Gedenkfeier in Mosbach

Für die Opfer - gegen das Vergessen

Gedenkfeier zur Reichspogromnacht auf dem Synagogenplatz erinnerte an fünf ermordete Bewohner der Johannes-Diakonie

12.11.2017 UPDATE: 13.11.2017 06:00 Uhr 1 Minute, 59 Sekunden

Die Opfer des unmenschlichen Euthanasie-Programms der Nationalsozialisten standen im Mittelpunkt der Gedenkfeier zur Reichspogromnacht auf dem Mosbacher Synagogenplatz. Foto: Pia Geimer

Von Pia Geimer

Mosbach. Im Mittelpunkt der diesjährigen Gedenkfeier anlässlich der schändlichen Pogromnacht am 9. November 1938 standen die fünf jüdischen Bewohnerinnen und Bewohner der Johannes-Diakonie, die im September 1940 zusammen mit weiteren 213 Bewohnern Opfer des unmenschlichen Euthanasie-Programms der Nationalsozialisten wurden.

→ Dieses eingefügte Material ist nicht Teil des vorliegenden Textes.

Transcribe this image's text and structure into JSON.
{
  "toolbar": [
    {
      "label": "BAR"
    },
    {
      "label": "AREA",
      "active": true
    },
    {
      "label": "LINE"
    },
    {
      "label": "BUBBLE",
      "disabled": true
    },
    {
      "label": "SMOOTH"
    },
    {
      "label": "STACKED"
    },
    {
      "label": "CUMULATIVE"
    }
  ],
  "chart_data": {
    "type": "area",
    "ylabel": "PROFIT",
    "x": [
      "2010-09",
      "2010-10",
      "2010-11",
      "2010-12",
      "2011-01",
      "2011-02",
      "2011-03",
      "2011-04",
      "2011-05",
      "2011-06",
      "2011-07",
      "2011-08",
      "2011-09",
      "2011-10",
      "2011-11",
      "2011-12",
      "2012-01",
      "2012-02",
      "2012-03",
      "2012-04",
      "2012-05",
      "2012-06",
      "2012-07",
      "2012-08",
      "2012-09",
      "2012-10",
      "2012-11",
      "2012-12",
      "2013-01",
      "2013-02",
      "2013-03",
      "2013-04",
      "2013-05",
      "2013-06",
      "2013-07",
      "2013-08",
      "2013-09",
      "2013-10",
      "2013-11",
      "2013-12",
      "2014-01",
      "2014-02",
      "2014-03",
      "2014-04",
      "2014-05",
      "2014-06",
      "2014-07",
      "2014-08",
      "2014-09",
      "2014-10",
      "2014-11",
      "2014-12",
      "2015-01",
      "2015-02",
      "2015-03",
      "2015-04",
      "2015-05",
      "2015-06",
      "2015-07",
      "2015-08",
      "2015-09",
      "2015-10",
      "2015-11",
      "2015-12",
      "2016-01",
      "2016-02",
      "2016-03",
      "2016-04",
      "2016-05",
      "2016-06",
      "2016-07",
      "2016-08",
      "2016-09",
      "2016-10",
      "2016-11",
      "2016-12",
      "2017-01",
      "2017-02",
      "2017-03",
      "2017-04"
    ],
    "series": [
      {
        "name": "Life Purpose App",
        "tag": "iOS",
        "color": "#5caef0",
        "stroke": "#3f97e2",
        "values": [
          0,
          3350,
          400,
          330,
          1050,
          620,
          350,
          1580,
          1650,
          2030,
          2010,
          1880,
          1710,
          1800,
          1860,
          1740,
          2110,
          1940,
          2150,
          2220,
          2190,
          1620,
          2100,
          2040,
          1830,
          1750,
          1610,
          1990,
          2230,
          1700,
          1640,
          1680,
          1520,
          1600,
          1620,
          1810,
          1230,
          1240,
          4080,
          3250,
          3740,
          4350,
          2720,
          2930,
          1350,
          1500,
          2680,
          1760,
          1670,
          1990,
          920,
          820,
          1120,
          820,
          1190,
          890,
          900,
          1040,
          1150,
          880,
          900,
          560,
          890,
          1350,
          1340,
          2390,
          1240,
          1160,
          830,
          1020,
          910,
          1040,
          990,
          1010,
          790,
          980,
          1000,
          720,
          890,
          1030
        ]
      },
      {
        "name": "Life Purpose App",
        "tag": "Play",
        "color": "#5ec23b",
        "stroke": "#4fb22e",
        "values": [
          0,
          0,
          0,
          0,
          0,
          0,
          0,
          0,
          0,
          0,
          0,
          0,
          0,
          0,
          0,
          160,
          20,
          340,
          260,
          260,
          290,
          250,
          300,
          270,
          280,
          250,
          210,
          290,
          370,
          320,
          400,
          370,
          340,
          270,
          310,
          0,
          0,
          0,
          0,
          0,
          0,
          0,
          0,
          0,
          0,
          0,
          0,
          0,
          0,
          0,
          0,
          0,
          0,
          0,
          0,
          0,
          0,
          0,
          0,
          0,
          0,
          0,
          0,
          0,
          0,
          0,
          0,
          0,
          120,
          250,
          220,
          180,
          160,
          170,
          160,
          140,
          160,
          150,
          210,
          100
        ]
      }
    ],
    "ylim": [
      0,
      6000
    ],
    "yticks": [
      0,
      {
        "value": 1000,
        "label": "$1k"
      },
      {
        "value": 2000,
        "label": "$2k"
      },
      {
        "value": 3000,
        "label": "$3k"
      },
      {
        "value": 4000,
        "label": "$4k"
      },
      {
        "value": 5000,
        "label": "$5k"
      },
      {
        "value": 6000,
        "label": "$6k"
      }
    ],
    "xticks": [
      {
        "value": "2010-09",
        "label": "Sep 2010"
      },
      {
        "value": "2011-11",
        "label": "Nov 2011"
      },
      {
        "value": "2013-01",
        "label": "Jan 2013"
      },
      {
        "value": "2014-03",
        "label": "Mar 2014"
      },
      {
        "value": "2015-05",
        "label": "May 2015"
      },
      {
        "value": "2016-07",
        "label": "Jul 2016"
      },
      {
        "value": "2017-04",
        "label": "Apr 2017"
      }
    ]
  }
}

Am Freitagabend fand unter Anteilnahme der Bevölkerung auf dem Synagogenplatz eine Feierstunde statt, die in diesem Jahr die Mosbacher Arbeitsgemeinschaft Christlicher Kirchen ausgerichtet hatte. Als Mitwirkende stellten Pfarrer Richard Lallathin, Ursula Ziegler, Ludwig Krämer und Martin Reiland abwechselnd die Lebensgeschichten der fünf ermordeten jüdischen Mitbürger vor, soweit man diese noch hatte rekonstruieren können. Die musikalische Gestaltung lag bei Peter Bechtold und seinen Musikern vom Singkreis der Johannes-Diakonie, Johann Scheffel und Roman Eustachi, die die Feier mit einem anrührenden "Kyrie, erbarm dich, Herr" eröffneten.

Eines der gewichtigsten Worte des Alten Testaments sei das hebräische Wort "zakar" - "erinnert euch, gedenkt!" -, erklärte Richard Lallathin in seiner Ansprache. Dieses Gedenken zum Beispiel an den Auszug aus der Knechtschaft in Ägypten, spielte im jüdischen Leben immer eine wichtige Rolle und gab Hoffnung an den schwärzesten Tiefpunkten in der Geschichte dieses Volkes, zu der auch die Verfolgung durch das Terrorregime der Nationalsozialisten gehörte.

In der Pogromnacht vor 79 Jahren brannte auch die Mosbacher Synagoge, das jüdische Leben in Mosbach endete am 22. Oktober 1940 mit der Deportation der letzten jüdischen Mitbürger ins Internierungslager Gurs in Südfrankreich.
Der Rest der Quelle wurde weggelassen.